The other thing that has stood out to me is how humble his lifestyle and opinion of his own work is. He obviously is proud of it, but doesn’t think he’s great, and even if he does, seems to refuse to actively think it. I think for a long time I’ve expected to eventually transform into the pure-art-version of myself, for my ideas to all the sudden be all amazing and inspired and exist on a higher level than my fellow people, like I like to think some of my other heroes do. And I think reading his journals is helping to remind me that that is not how this works, and encourage me that is okay. It’s kind of awesome, actually, to think that I could do work now in my not nearly “ready” state that could mean something to people- I don’t have to get to a certain spot first. It’s just working, and sometimes the work works and sometimes it doesn’t but it’s just working and you have to believe in why you’re doing it, but that’s it.
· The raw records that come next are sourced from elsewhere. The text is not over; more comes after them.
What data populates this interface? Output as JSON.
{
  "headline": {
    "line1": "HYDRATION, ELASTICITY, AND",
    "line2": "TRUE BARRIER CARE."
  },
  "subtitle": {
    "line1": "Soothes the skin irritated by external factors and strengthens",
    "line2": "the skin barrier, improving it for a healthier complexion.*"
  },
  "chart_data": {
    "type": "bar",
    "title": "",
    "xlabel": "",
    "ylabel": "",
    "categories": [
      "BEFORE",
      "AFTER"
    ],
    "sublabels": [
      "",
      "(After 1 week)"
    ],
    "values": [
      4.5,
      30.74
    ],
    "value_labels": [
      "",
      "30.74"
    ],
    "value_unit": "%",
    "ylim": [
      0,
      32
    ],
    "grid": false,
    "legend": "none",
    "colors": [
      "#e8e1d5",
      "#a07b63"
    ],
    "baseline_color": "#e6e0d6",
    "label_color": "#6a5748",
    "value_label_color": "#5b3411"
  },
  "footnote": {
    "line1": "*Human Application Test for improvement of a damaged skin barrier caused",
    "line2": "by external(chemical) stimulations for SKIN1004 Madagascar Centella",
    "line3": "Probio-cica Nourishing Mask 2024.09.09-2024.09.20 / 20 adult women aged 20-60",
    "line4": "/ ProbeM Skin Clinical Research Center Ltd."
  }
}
You don’t unlock some magic ability. And traditionally that has been terrifying to me, but somehow it’s starting to feel encouraging instead? Similarly to how It’s Such A Beautiful Day shifted from a terrifying, yet awe-inspiring piece of art in my life to an encouraging yet awe-inspiring film. It’s crazy to see my perspective shift in places that I formerly thought I, or life, had to. But it was actually just the way I was looking at things.
Anyway, I feel that I might end up owing a lot to Don Hertzfeldt. I am so happy he is out there and making art, and encouraged by his mind and the way he uses it. If I could follow in his footsteps even a little I will be happy.
Also, his work ethic is like a million times better than mine, so I better get the fuck to it.